With the term GPU programming, I'm referring to highly parallelizable computing in general.
Lastly, I have built a bit of a background in cryptography. So I have started to wonder if/where GPU programming is applicable for cryptographic use. I am thinking that in most use cases it will offer little to no advantage because cryptographic algorithms from their are build around the concept of offering little to no advantage on parallelization cause this will probably need to consider alternative security models and also since on some occasions we want data dependencies to exist. For example in block ciphers or in stream ciphers (e.g.

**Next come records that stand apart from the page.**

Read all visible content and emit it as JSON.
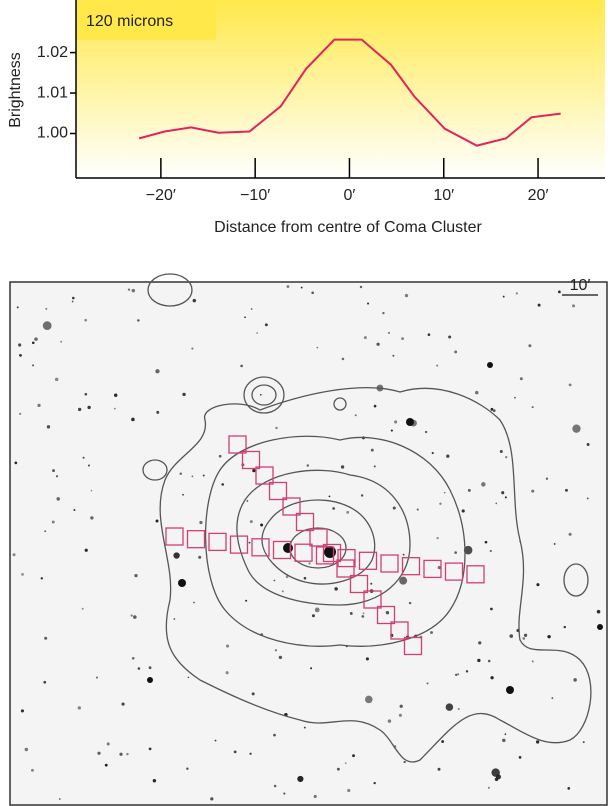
{
  "chart_data": {
    "type": "line",
    "annotation": "120 microns",
    "ylabel": "Brightness",
    "xlabel": "Distance from centre of Coma Cluster",
    "x": [
      -22.3,
      -19.6,
      -16.8,
      -13.9,
      -10.6,
      -7.3,
      -4.6,
      -1.6,
      1.3,
      4.4,
      6.9,
      10.1,
      13.5,
      16.6,
      19.3,
      22.4
    ],
    "series": [
      {
        "name": "120 microns",
        "color": "#e0245e",
        "values": [
          0.9988,
          1.0005,
          1.0015,
          1.0002,
          1.0005,
          1.0067,
          1.016,
          1.0232,
          1.0232,
          1.017,
          1.0091,
          1.0012,
          0.997,
          0.9988,
          1.004,
          1.0049
        ]
      }
    ],
    "xlim": [
      -29,
      27.1
    ],
    "ylim": [
      0.989,
      1.033
    ],
    "xticks": [
      {
        "value": -20,
        "label": "−20′"
      },
      {
        "value": -10,
        "label": "−10′"
      },
      {
        "value": 0,
        "label": "0′"
      },
      {
        "value": 10,
        "label": "10′"
      },
      {
        "value": 20,
        "label": "20′"
      }
    ],
    "yticks": [
      {
        "value": 1.0,
        "label": "1.00"
      },
      {
        "value": 1.01,
        "label": "1.01"
      },
      {
        "value": 1.02,
        "label": "1.02"
      }
    ],
    "grid": false
  },
  "image": {
    "scale_label": "10′"
  }
}
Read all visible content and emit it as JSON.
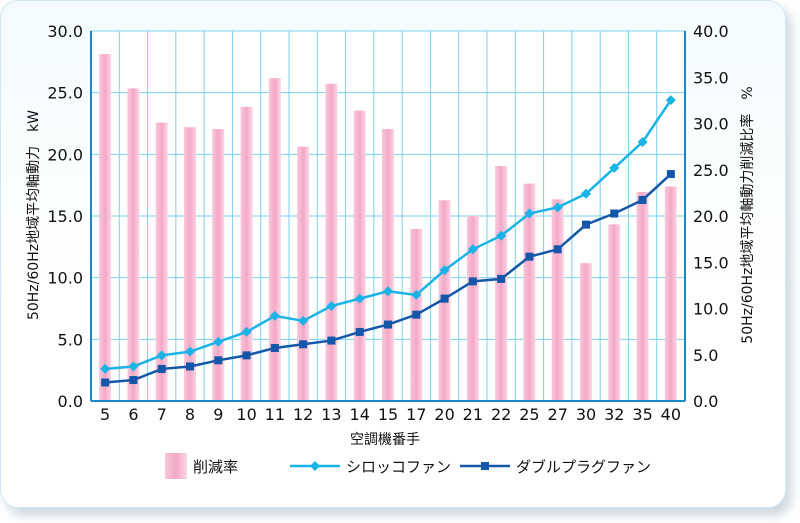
{
  "chart_data": {
    "type": "bar",
    "categories": [
      "5",
      "6",
      "7",
      "8",
      "9",
      "10",
      "11",
      "12",
      "13",
      "14",
      "15",
      "17",
      "20",
      "21",
      "22",
      "25",
      "27",
      "30",
      "32",
      "35",
      "40"
    ],
    "xlabel": "空調機番手",
    "ylabel": "50Hz/60Hz地域平均軸動力　kW",
    "y2label": "50Hz/60Hz地域平均軸動力削減比率　%",
    "ylim": [
      0,
      30
    ],
    "y2lim": [
      0,
      40
    ],
    "yticks": [
      "0.0",
      "5.0",
      "10.0",
      "15.0",
      "20.0",
      "25.0",
      "30.0"
    ],
    "y2ticks": [
      "0.0",
      "5.0",
      "10.0",
      "15.0",
      "20.0",
      "25.0",
      "30.0",
      "35.0",
      "40.0"
    ],
    "grid": true,
    "legend_position": "bottom",
    "series": [
      {
        "name": "削減率",
        "type": "bar",
        "axis": "right",
        "color": "#f4a8c6",
        "values": [
          37.5,
          33.8,
          30.1,
          29.6,
          29.4,
          31.8,
          34.9,
          27.5,
          34.3,
          31.4,
          29.4,
          18.6,
          21.7,
          20.0,
          25.4,
          23.5,
          21.8,
          14.9,
          19.1,
          22.6,
          23.2
        ]
      },
      {
        "name": "シロッコファン",
        "type": "line",
        "axis": "left",
        "color": "#1ab3e6",
        "marker": "diamond",
        "values": [
          2.6,
          2.8,
          3.7,
          4.0,
          4.8,
          5.6,
          6.9,
          6.5,
          7.7,
          8.3,
          8.9,
          8.6,
          10.6,
          12.3,
          13.4,
          15.2,
          15.7,
          16.8,
          18.9,
          21.0,
          24.4
        ]
      },
      {
        "name": "ダブルプラグファン",
        "type": "line",
        "axis": "left",
        "color": "#1457a8",
        "marker": "square",
        "values": [
          1.5,
          1.7,
          2.6,
          2.8,
          3.3,
          3.7,
          4.3,
          4.6,
          4.9,
          5.6,
          6.2,
          7.0,
          8.3,
          9.7,
          9.9,
          11.7,
          12.3,
          14.3,
          15.2,
          16.3,
          18.4
        ]
      }
    ]
  }
}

AES or Salsa), however parallelization it may offer a small advantage in cipher block chaining. But on the other hand, most modern processor architectures (e.g. x64 or ARMv8) has already built-in instructions for a round of AES or for some hash functions and they also have SIMD instructions which can help on some occasions. But let's not limit our scope, cryptography is not only about these schemes and these primitives. What about asymmetric cryptography primitives? And also what about the "newborn" fields like FHE, MPC, ZKP, or Lattice Based Cryptography?
To summarize :
- Do we want to allow/Have we allowed parallelization to enter the cryptographic field? If yes, will this need us to reconsider the security models?
- Which are the most common cryptographic primitives that are parallelizable by design?
- What about the "newborn" fields like FHE, MPC, ZKP, or Lattice Based Cryptography?